The multi-year renovation to Berths 1 and 2 are pretty ,much done, for the moment. (Photo by Leila Kheiry)

 Berths 1 and 2. (File photo by Leila Kheiry)

The Ketchikan City Council has scheduled a special meeting Thursday to talk about plans to improve the city’s downtown port.

The total cost of those improvements is estimated at up to $73 million over the course of the multi-phase, long-term project.

The city has been working with advisory firm Moffatt and Nichol on those plans, and the firm compiled a report with recommendations for the Council to consider. (See link to a PDF of the report at the bottom of this story.)

Some of the recommendations stem from the expectation that larger cruise ships will start arriving in Alaska in greater numbers over the next few years.
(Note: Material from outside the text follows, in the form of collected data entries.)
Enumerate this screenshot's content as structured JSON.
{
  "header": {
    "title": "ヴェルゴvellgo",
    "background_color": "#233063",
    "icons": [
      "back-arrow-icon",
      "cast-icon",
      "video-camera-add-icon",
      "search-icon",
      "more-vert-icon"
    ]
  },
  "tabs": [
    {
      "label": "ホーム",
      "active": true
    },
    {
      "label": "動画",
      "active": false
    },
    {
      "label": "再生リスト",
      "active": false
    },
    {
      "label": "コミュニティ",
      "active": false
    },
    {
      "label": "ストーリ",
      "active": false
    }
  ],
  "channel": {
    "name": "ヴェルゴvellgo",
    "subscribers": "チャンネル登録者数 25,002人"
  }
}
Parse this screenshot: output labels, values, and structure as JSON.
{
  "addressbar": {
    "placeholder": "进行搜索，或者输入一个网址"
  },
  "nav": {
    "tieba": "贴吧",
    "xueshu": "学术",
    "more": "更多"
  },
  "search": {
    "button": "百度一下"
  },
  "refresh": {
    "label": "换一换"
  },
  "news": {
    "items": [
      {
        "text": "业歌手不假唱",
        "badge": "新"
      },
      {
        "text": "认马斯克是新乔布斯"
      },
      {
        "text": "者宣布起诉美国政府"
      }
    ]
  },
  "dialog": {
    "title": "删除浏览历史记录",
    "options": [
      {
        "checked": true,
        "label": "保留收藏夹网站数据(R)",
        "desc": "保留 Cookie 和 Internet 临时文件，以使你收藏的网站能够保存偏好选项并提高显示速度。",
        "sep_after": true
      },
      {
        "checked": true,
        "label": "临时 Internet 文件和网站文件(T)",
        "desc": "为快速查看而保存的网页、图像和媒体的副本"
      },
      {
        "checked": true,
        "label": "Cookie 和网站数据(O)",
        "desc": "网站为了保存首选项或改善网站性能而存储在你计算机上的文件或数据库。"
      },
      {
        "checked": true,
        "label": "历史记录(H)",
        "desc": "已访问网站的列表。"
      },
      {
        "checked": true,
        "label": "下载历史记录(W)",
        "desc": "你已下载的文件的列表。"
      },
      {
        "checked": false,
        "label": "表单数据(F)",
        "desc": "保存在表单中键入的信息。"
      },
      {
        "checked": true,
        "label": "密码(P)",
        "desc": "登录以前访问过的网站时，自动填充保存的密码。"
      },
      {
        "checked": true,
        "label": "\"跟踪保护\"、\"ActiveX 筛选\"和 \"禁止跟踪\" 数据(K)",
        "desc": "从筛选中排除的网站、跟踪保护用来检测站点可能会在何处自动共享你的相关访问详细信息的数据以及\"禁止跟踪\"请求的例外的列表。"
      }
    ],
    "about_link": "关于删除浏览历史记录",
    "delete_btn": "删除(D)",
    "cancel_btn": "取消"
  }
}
Ketchikan’s port right now can’t dock multiple mega ships at the same time.

According to a memo from Port and Harbors Director Steve Corporon, among the News Tilerecommendations is removal of a rock pinnacle about 700 feet off Berth 3; lengthening the Berth 4 barge to accommodate larger cruise ships; and eventually expanding Berths 1 and 2.
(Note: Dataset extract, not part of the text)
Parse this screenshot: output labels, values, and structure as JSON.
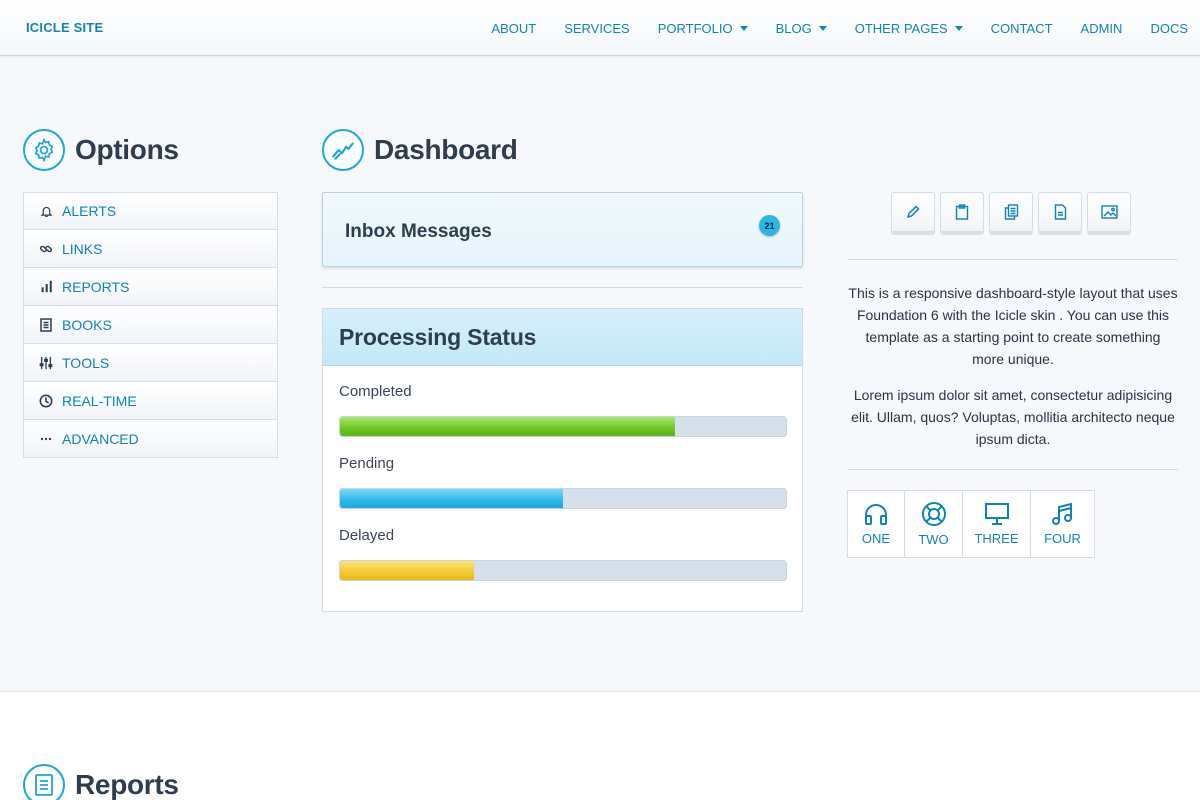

The report also recommends an overhaul of the Berth 3 barge, which can be lengthened later to fit bigger ships; as well as corrosion maintenance on Berths 1, 2 and 3.

During earlier public meetings to gather input on plans for the port, there was opposition to expanding Berths 1, 2 and 4. In a memo to the Council, City Manager Karl Amylon writes that Council members will have to weigh that opposition against the need to accommodate larger cruise vessels.

Amylon also writes that the city likely should fund removal of the rock pinnacle without waiting to apply for state or federal funding, because it needs to happen sooner rather than later. The pinnacle can impede navigation of large ships.

Amylon adds that the proposed improvements likely will require bonds, which would add to the city’s overall debt. Any bond debt would have to be approved by voters, and Amylon writes that the city would have to make sure before taking it to voters that the new debt would be covered by port fees and head taxes, and would not result in additional taxes for residents.

Amylon writes in his memo that the report is a starting point for the city to plan port improvements.

A representative from Moffatt and Nichol is scheduled to attend Thursday’s special Council meeting to present the report and answer questions. The meeting starts at 7 p.m. in City Council chambers. Public comment will be heard at the start of the meeting.